Nul ne peut mesurer l'impact exact des interpellations de la Première ministre sur ses ministres mis en cause pour viols lors de la campagne des législatives, mais elles n'ont sans doute pas aidé nombre de personnes à glisser un bulletin Ensemble dans l'urne. Nul doute qu'Élisabeth Borne aurait préféré qu'on lui parle d'autre chose que des potentiels agresseurs sexuels au sein de l'équipe qu'elle avait constituée. Celle qu'on dit en coulisses exaspérée par ces polémiques avait dû se contenter de botter en touche, en prétendant vouloir attendre que la justice se prononce avant de limoger un mis en cause, manœuvre déjà contestable pour une responsable comme nous l'avons souligné. Pour tenter d'échapper au moins temporairement à ses responsabilités, Élisabeth Borne a ainsi lancé un appel aux femmes ayant mis en cause des ministres pour viols ou tentatives de viols : «En tant que Première ministre, je le dis aussi en tant que femme, il faut permettre à la justice d'établir les faits. Il ne faut pas hésiter à aller porter plainte.» Cet appel a manifestement été entendu, puisqu'on a appris hier qu'une des femmes avait ainsi déposé plainte.

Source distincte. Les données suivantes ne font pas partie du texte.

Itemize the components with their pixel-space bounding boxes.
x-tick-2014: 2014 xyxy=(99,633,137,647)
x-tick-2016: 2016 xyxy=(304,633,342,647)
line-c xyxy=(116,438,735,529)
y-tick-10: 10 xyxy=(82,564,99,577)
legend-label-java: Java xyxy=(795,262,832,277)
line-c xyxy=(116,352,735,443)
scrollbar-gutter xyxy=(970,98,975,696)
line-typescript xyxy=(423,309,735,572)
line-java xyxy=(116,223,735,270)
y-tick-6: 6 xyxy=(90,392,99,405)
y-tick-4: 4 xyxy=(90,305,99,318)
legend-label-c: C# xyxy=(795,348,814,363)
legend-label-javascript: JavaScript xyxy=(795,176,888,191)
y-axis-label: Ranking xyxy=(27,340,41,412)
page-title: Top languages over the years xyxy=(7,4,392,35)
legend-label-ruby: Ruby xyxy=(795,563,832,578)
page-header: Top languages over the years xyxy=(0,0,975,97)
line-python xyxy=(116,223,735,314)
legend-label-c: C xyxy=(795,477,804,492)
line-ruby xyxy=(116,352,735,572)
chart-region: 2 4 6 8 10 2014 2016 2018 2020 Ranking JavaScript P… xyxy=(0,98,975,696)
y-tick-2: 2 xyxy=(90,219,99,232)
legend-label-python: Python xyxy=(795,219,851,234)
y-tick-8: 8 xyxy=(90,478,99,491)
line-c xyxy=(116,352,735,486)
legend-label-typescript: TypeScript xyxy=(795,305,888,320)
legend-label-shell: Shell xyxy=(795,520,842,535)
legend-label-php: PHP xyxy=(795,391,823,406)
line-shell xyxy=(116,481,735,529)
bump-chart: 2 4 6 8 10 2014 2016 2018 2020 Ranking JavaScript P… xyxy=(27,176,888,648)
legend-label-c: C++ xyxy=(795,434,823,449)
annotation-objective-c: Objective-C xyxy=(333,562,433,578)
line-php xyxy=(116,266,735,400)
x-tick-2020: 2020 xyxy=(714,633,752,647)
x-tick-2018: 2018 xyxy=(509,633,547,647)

Néanmoins, il y en a qui n'a pas écouté la Première ministre, et pas des moindres : Damien Abad lui-même. En effet, il a immédiatement annoncé avoir lui-même contre-attaqué en déposant une plainte pour dénonciation calomnieuse, bafouant l'engagement pris par sa cheffe de gouvernement : contrairement à ce qu'Élisabeth Borne avait affirmé, en précisant bien parler à la fois comme femme et comme Première ministre, il y avait bien une bonne raison d'hésiter. Non seulement il devait déjà être difficile de déposer plainte pour viols contre un ministre. De le faire auprès de forces de l'ordre répondant aux ordres d'un second ministre qui avait lui-même été mis en cause pour viols, et a à tout le moins reconnu avoir obtenu des relations sexuelles d'une femme venue lui demander son aide. Le tout sous la supervision d'un garde des Sceaux qui déclarait il y a peu dans GQ que «Le mouvement #Metoo a permis de libérer la parole et c’est très bien. Mais il y a aussi des “folasses” qui racontent des conneries et engagent l’honneur d’un mec qui ne peut pas se défendre car il est déjà crucifié sur les réseaux sociaux.» Oui, assurément, il devait déjà être difficile de déposer plainte et d'avoir pleinement confiance en l'impartialité de toute la machine judiciaire… mais il faudra donc désormais pour cette femme subir, en plus de tout cela, une plainte pour avoir donc osé parler, intimidation supplémentaire d'un ministre qui, personne ne le niera, donnera assurément des raisons d'hésiter aux autres femmes envisageant de sortir à sa suite de l'anonymat. En portant plainte en diffamation, Damien Abad a donc littéralement piétiné la parole de celle qui devrait pourtant être sa cheffe, et qui avait promis aux femmes qu'elle ne devaient pas avoir peur de saisir la justice.
Élisabeth Borne n'a plus que deux options désormais. Soit la cheffe de gouvernement affirme son autorité et doit congédier ses ministres accusés de viols, d'autant plus quand ils trahissent ses propres engagements de Première ministre et de femme ; quitte à mettre sa propre démission dans la balance si Emmanuel Macron s'efforçait de continuer à les couvrir. Soit elle se tait et ne fait rien, prouvant qu'elle n'a pas été mise à ce poste pour conduire un gouvernement, mais uniquement pour obéir à des ordres et servir de caution morale à de potentiels agresseurs qui s'essuient les pieds sur son autorité. Cette dernière voie risquerait de donner l'image que Matignon ne serait qu'un éphémère secrétariat féminin au service d'hommes, dont certains abuseraient de leur pouvoir mais dont tous partageraient le même mépris pour les femmes.